Well, it does show they’ve done some research.
This is mystery marketing at its finest.
Strange simile. Another question for you: What do guns and watches have in common?
Really, what do they have in common? This is not a riddle. I want to know.
I ask because this strangely specific sentence appeared last week in a ruling from the Seventh Circuit, United States of America v. Gates: “The Glock was thus as ‘dangerous’ in the defendant’s ‘use’ of it as if the pawn had instead been a Patek Philippe watch.”
I’m picturing the judge who wrote this struggling mightily to come up with something to compare the gun to, scratching his head, and then checking his wrist for the time …
Social media advice. Here’s a tip for your criminal clients: Don’t post pictures of all your activities on Facebook.
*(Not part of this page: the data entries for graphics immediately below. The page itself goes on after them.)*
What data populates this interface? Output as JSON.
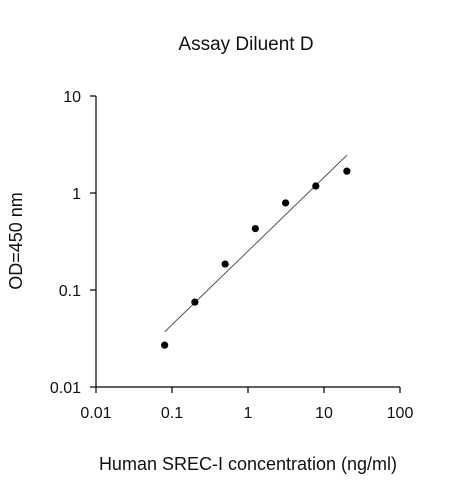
{
  "chart_data": {
    "type": "scatter",
    "title": "Assay Diluent D",
    "xlabel": "Human SREC-I concentration (ng/ml)",
    "ylabel": "OD=450 nm",
    "xscale": "log",
    "yscale": "log",
    "xlim": [
      0.01,
      100
    ],
    "ylim": [
      0.01,
      10
    ],
    "xticks": [
      0.01,
      0.1,
      1,
      10,
      100
    ],
    "xtick_labels": [
      "0.01",
      "0.1",
      "1",
      "10",
      "100"
    ],
    "yticks": [
      0.01,
      0.1,
      1,
      10
    ],
    "ytick_labels": [
      "0.01",
      "0.1",
      "1",
      "10"
    ],
    "grid": false,
    "legend": "none",
    "series": [
      {
        "x": [
          0.08,
          0.2,
          0.5,
          1.25,
          3.125,
          7.8,
          20
        ],
        "y": [
          0.027,
          0.075,
          0.185,
          0.43,
          0.79,
          1.18,
          1.68
        ]
      }
    ],
    "trendline": {
      "x": [
        0.08,
        20
      ],
      "y": [
        0.037,
        2.45
      ]
    },
    "colors": {
      "points": "#000000",
      "trendline": "#555555",
      "axes": "#000000"
    }
  }
}
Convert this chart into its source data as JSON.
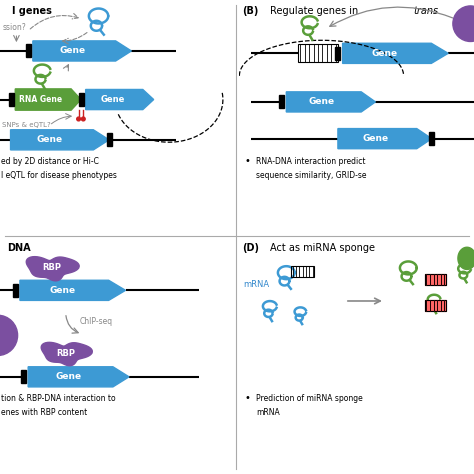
{
  "gene_color": "#3d9ad4",
  "lncrna_color": "#5a9e3a",
  "rbp_color": "#7b4fa0",
  "line_color": "#111111",
  "arrow_color": "#888888",
  "red_color": "#cc2222",
  "white": "#ffffff",
  "bg_color": "#ffffff",
  "text_A1": "l genes",
  "text_A2": "ssion?",
  "text_A3": "SNPs & eQTL?",
  "text_A4": "ed by 2D distance or Hi-C",
  "text_A5": "l eQTL for disease phenotypes",
  "text_B_bold": "(B)",
  "text_B_reg": " Regulate genes in ",
  "text_B_ital": "trans",
  "text_B1": "RNA-DNA interaction predict",
  "text_B2": "sequence similarity, GRID-se",
  "text_C": "DNA",
  "text_C1": "ChIP-seq",
  "text_C2": "tion & RBP-DNA interaction to",
  "text_C3": "enes with RBP content",
  "text_D_bold": "(D)",
  "text_D_reg": " Act as miRNA sponge",
  "text_D_mrna": "mRNA",
  "text_D1": "Prediction of miRNA sponge",
  "text_D2": "mRNA",
  "bullet": "•"
}
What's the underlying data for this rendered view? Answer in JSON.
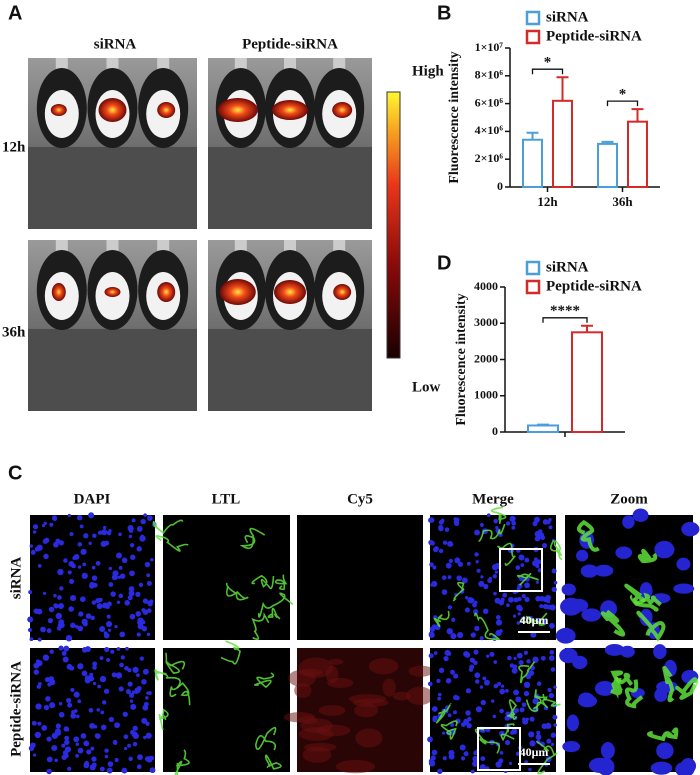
{
  "panel_labels": [
    "A",
    "B",
    "C",
    "D"
  ],
  "panel_a": {
    "columns": [
      "siRNA",
      "Peptide-siRNA"
    ],
    "rows": [
      "12h",
      "36h"
    ],
    "colorbar": {
      "high": "High",
      "low": "Low"
    }
  },
  "panel_c": {
    "columns": [
      "DAPI",
      "LTL",
      "Cy5",
      "Merge",
      "Zoom"
    ],
    "rows": [
      "siRNA",
      "Peptide-siRNA"
    ],
    "scale_bar": "40μm"
  },
  "chart_data": [
    {
      "type": "bar",
      "y_label": "Fluorescence intensity",
      "categories": [
        "12h",
        "36h"
      ],
      "series": [
        {
          "name": "siRNA",
          "color": "#4a9fd8",
          "values": [
            3400000,
            3100000
          ],
          "errors": [
            500000,
            150000
          ]
        },
        {
          "name": "Peptide-siRNA",
          "color": "#d42a2a",
          "values": [
            6200000,
            4700000
          ],
          "errors": [
            1700000,
            900000
          ]
        }
      ],
      "ylim": [
        0,
        10000000
      ],
      "yticks": [
        0,
        {
          "value": 2000000,
          "label": "2×10⁶"
        },
        {
          "value": 4000000,
          "label": "4×10⁶"
        },
        {
          "value": 6000000,
          "label": "6×10⁶"
        },
        {
          "value": 8000000,
          "label": "8×10⁶"
        },
        {
          "value": 10000000,
          "label": "1×10⁷"
        }
      ],
      "annotations": [
        "*",
        "*"
      ]
    },
    {
      "type": "bar",
      "y_label": "Fluorescence intensity",
      "series": [
        {
          "name": "siRNA",
          "color": "#4a9fd8",
          "values": [
            180
          ],
          "errors": [
            25
          ]
        },
        {
          "name": "Peptide-siRNA",
          "color": "#d42a2a",
          "values": [
            2750
          ],
          "errors": [
            180
          ]
        }
      ],
      "ylim": [
        0,
        4000
      ],
      "yticks": [
        0,
        1000,
        2000,
        3000,
        4000
      ],
      "annotations": [
        "****"
      ]
    }
  ]
}
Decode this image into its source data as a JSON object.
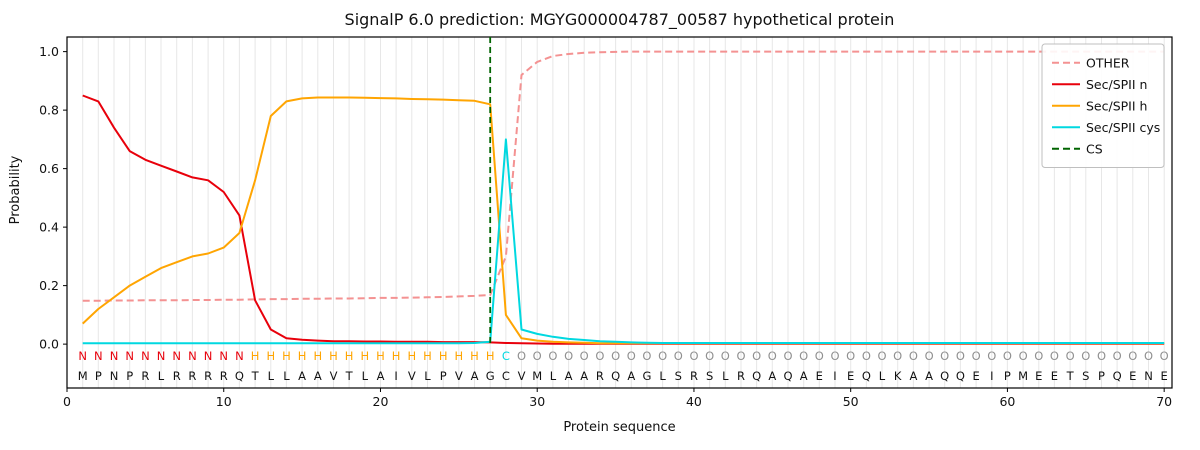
{
  "chart_data": {
    "type": "line",
    "title": "SignalP 6.0 prediction: MGYG000004787_00587 hypothetical protein",
    "xlabel": "Protein sequence",
    "ylabel": "Probability",
    "xlim": [
      0,
      70.5
    ],
    "ylim": [
      -0.15,
      1.05
    ],
    "x_ticks": [
      0,
      10,
      20,
      30,
      40,
      50,
      60,
      70
    ],
    "y_ticks": [
      "0.0",
      "0.2",
      "0.4",
      "0.6",
      "0.8",
      "1.0"
    ],
    "grid": "vertical-per-residue",
    "legend_position": "upper right",
    "sequence": "MPNPRLRRRRQTLLAAVTLAIVLPVAGCVMLAARQAGLSRSLRQAQAEIEQLKAAQQEIPMEETSPQENE",
    "region_labels": "NNNNNNNNNNNHHHHHHHHHHHHHHHHCOOOOOOOOOOOOOOOOOOOOOOOOOOOOOOOOOOOOOOOOOO",
    "colors": {
      "N": "#e8000b",
      "H": "#ffa502",
      "C": "#00d8e0",
      "O": "#909090",
      "grid": "#e7e7e7",
      "spine": "#000000"
    },
    "series": [
      {
        "name": "OTHER",
        "style": "dashed",
        "color": "#f49292",
        "values": [
          0.148,
          0.148,
          0.149,
          0.149,
          0.15,
          0.15,
          0.15,
          0.151,
          0.151,
          0.152,
          0.152,
          0.153,
          0.154,
          0.154,
          0.155,
          0.155,
          0.156,
          0.156,
          0.157,
          0.158,
          0.158,
          0.159,
          0.16,
          0.161,
          0.163,
          0.165,
          0.168,
          0.3,
          0.92,
          0.965,
          0.985,
          0.992,
          0.996,
          0.998,
          0.999,
          1,
          1,
          1,
          1,
          1,
          1,
          1,
          1,
          1,
          1,
          1,
          1,
          1,
          1,
          1,
          1,
          1,
          1,
          1,
          1,
          1,
          1,
          1,
          1,
          1,
          1,
          1,
          1,
          1,
          1,
          1,
          1,
          1,
          1,
          1
        ]
      },
      {
        "name": "Sec/SPII n",
        "style": "solid",
        "color": "#e8000b",
        "values": [
          0.85,
          0.83,
          0.74,
          0.66,
          0.63,
          0.61,
          0.59,
          0.57,
          0.56,
          0.52,
          0.44,
          0.15,
          0.05,
          0.02,
          0.015,
          0.012,
          0.01,
          0.01,
          0.009,
          0.009,
          0.008,
          0.008,
          0.008,
          0.007,
          0.007,
          0.007,
          0.006,
          0.004,
          0.003,
          0.002,
          0.001,
          0.001,
          0.001,
          0.001,
          0.001,
          0.001,
          0.001,
          0.001,
          0.001,
          0.001,
          0.001,
          0.001,
          0.001,
          0.001,
          0.001,
          0.001,
          0.001,
          0.001,
          0.001,
          0.001,
          0.001,
          0.001,
          0.001,
          0.001,
          0.001,
          0.001,
          0.001,
          0.001,
          0.001,
          0.001,
          0.001,
          0.001,
          0.001,
          0.001,
          0.001,
          0.001,
          0.001,
          0.001,
          0.001,
          0.001
        ]
      },
      {
        "name": "Sec/SPII h",
        "style": "solid",
        "color": "#ffa502",
        "values": [
          0.07,
          0.12,
          0.16,
          0.2,
          0.23,
          0.26,
          0.28,
          0.3,
          0.31,
          0.33,
          0.38,
          0.56,
          0.78,
          0.83,
          0.84,
          0.843,
          0.843,
          0.843,
          0.842,
          0.841,
          0.84,
          0.838,
          0.837,
          0.836,
          0.834,
          0.832,
          0.82,
          0.1,
          0.02,
          0.012,
          0.008,
          0.006,
          0.005,
          0.003,
          0.003,
          0.003,
          0.003,
          0.003,
          0.003,
          0.003,
          0.003,
          0.003,
          0.003,
          0.003,
          0.003,
          0.003,
          0.003,
          0.003,
          0.003,
          0.003,
          0.003,
          0.003,
          0.003,
          0.003,
          0.003,
          0.003,
          0.003,
          0.003,
          0.003,
          0.003,
          0.003,
          0.003,
          0.003,
          0.003,
          0.003,
          0.003,
          0.003,
          0.003,
          0.003,
          0.003
        ]
      },
      {
        "name": "Sec/SPII cys",
        "style": "solid",
        "color": "#00d8e0",
        "values": [
          0.003,
          0.003,
          0.003,
          0.003,
          0.003,
          0.003,
          0.003,
          0.003,
          0.003,
          0.003,
          0.003,
          0.003,
          0.003,
          0.003,
          0.003,
          0.003,
          0.003,
          0.003,
          0.003,
          0.003,
          0.003,
          0.003,
          0.003,
          0.003,
          0.003,
          0.004,
          0.008,
          0.7,
          0.05,
          0.035,
          0.025,
          0.018,
          0.014,
          0.01,
          0.008,
          0.006,
          0.005,
          0.004,
          0.004,
          0.004,
          0.004,
          0.004,
          0.004,
          0.004,
          0.004,
          0.004,
          0.004,
          0.004,
          0.004,
          0.004,
          0.004,
          0.004,
          0.004,
          0.004,
          0.004,
          0.004,
          0.004,
          0.004,
          0.004,
          0.004,
          0.004,
          0.004,
          0.004,
          0.004,
          0.004,
          0.004,
          0.004,
          0.004,
          0.004,
          0.004
        ]
      }
    ],
    "cs_marker": {
      "name": "CS",
      "style": "dashed-vertical",
      "color": "#006400",
      "position": 27
    },
    "legend": [
      {
        "label": "OTHER",
        "color": "#f49292",
        "dash": true
      },
      {
        "label": "Sec/SPII n",
        "color": "#e8000b",
        "dash": false
      },
      {
        "label": "Sec/SPII h",
        "color": "#ffa502",
        "dash": false
      },
      {
        "label": "Sec/SPII cys",
        "color": "#00d8e0",
        "dash": false
      },
      {
        "label": "CS",
        "color": "#006400",
        "dash": true
      }
    ]
  }
}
It’s fine to be proud of whatever you’re doing and to let family and friends see you at your best, but sometimes modesty is a better course.
The gang Facebook page should be restricted to vacation photos and cat videos (cute ones with kitties wearing your colors).
I know this because of an Eighth Circuit ruling last week in U.S. v. Payne-Owens, in which the court said that pictures on Facebook of the defendant posing with guns can be allowed into evidence at his trial for possessing those guns.
Someone needs to recheck their privacy settings.